ProtonMail: what we learned from being the victim of Europe's biggest DDoS attack

After going public about the DDoS attack that took it down, encrypted email provider is hit by another massive surge in traffic

Last month encrypted email provider ProtonMail was knocked offline by "an extremely powerful DDoS attack". The Swiss company, which believes there were at least two distinct perpetrators behind the attack, says it is still ongoing with traffic hitting its infrastructure at a rate of 40-50 Gbps (gigabits per second), making it one of the longest and most powerful DDoS attacks ever recorded. It believes it may be being hit by a state actor because it provides secure email communications for journalists and activists.

By installing new equipment the company has managed to stay online in spite of this and has now decided to share what it has learned in a blog post entitled "Guide to DDos protection".

"We decided to share this information because DDoS attacks are a growing problem that threatens the entire security community," CEO Andy Yen told Computing.

He continued: "Unfortunately, these sorts of attacks are being increasingly exploited by criminal and state sponsored actors, and attackers have become much more sophisticated in the past couple years. An attack with the size and scope of the one we faced is an anomaly today, but this could become the norm in a few years.
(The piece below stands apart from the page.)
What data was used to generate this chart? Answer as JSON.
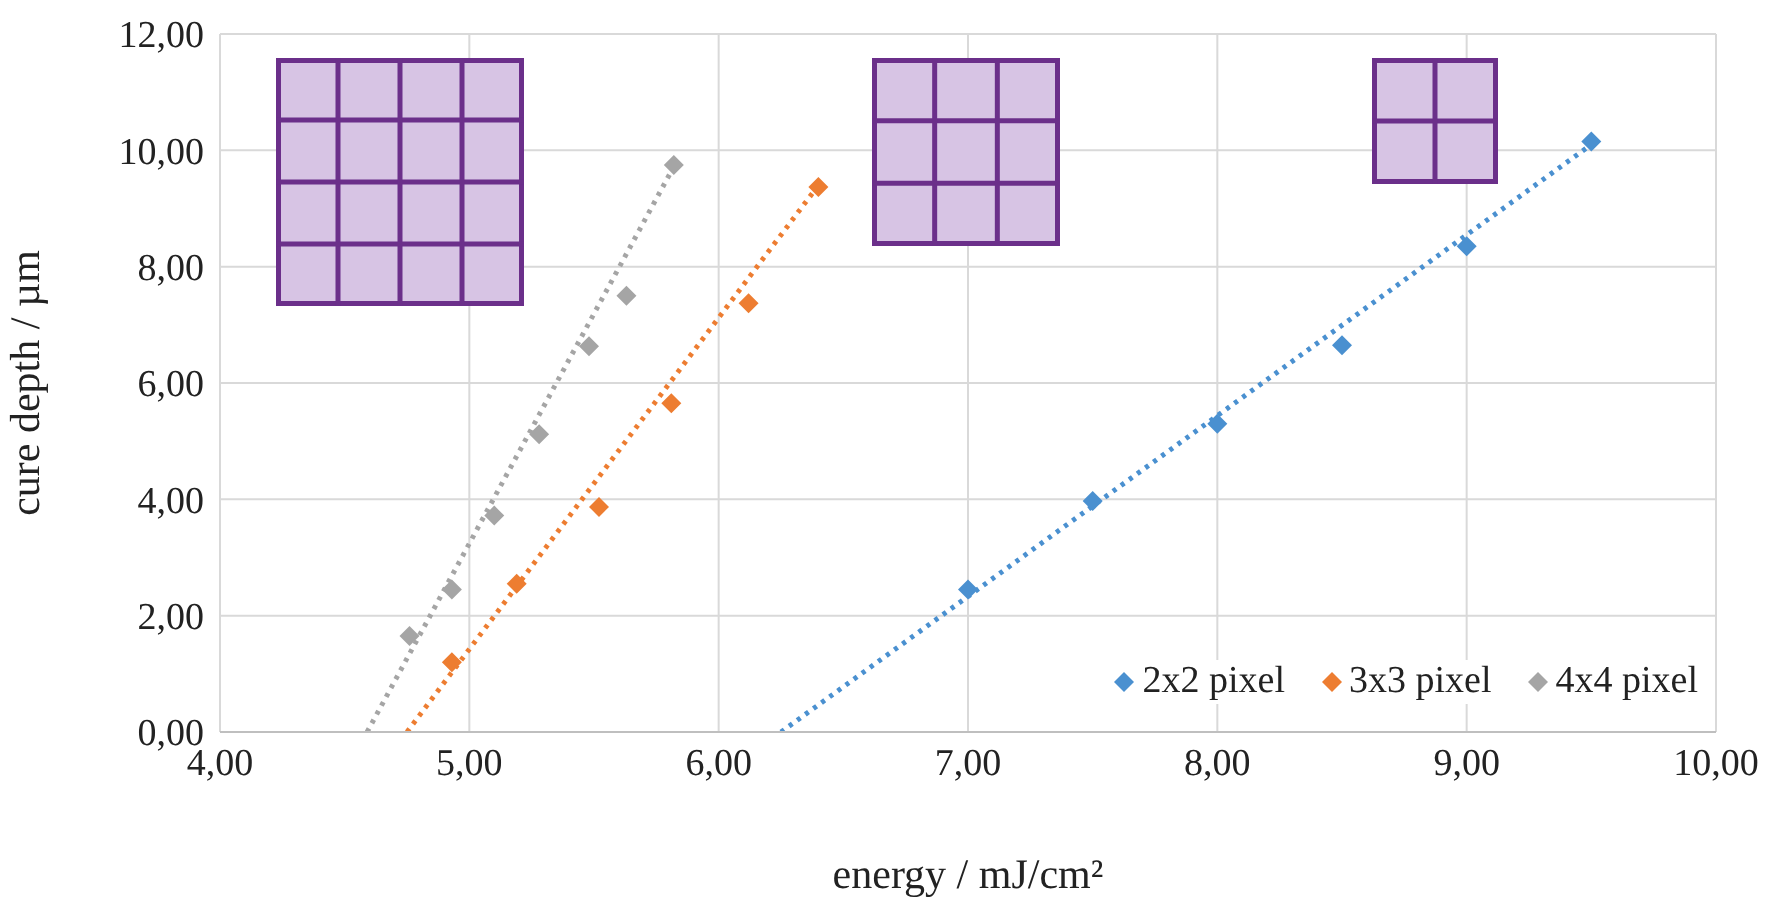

"Because of this, it is critically important that this information be made available to the larger security community. That is why we're willing to run the risk of further attacks to ensure this happens. Unfortunately this has already happened as we have been under intense bombardment since we went public with the details."

Indeed, after publishing the blog post yesterday, the firm reports it was hit by another surge in traffic measuring 59 Gbps, which was fortunately mitigated by the measures taken.

ProtonMail advises organisations of all types to profile their legitimate traffic, be that web traffic over ports 80 and 443 or emails over port 25. "A sophisticated attacker will in fact attack all aspects of your infrastructure," it says.

Next it advises working out points of vulnerability that fall outside of the company's remit - such as the ISPs it uses.

"When facing a truly large scale DDoS, the attackers will also go after your upstream providers. In ProtonMail's case, all of our upstream ISPs were attacked, and in fact the entire data centre we are located at was taken offline," it says, adding that mitigating such an attack is extremely difficult and can only be done by isolating infrastructure as far as possible from other services.

Because other companies using those same ISPs were also taken offline when ProtonMail was attacked, the pressure on those service providers to take the victim offline became intense, the firm says.

"... given the choice between keeping you online (and risking hundreds of other companies), versus taking you offline, most service providers will opt to take your site offline. In fact, at the height of the attack against us, even if we wanted to relocate to a different data centre, it was very unlikely that we would have found one willing to take us in given the risk of massive collateral damage following us."

What ProtonMail did

In order to isolate its infrastructure from its data centre and ISPs ProtonMail created a direct connection to the Tier-1 carrier Level 3 Communications.

"We effectively became our own ISP," the blog explains."Now that we had made ProtonMail our own ISP, attacks against the data centre or upstream ISPs could no longer impact us. However, a large DDoS can still manage to saturate our link or overload our load balancer. We needed a way to block DDoS attack traffic before it even hits our network. To do this, we went with a cloud-based DDoS mitigator."

This sort of mitigation does not come cheap. Protonmail estimates new networking equipment would typically cost around $30,000, a cloud based-DDoS mitigation services will be $50,000 - $100,000 annually with a dedicated IP networking coming in at $20,000 per year. The firm launched a fund-raising campaign after the attack which has raised more than $62,000 to date.

The company says it has come under a wide range of attacks, listing the various attack vectors on the blog and providing a partial data dump. Interested readers are advised to visit the ProtonMail website which covers the issue in more detail.

Recent Computing research found that 40 per cent of IT professionals now use encrypted email.

Rocco Labellarte, IT head at the Royal Borough of Windsor and Maidenhead, also shared his experiences of a DDoS attack recently.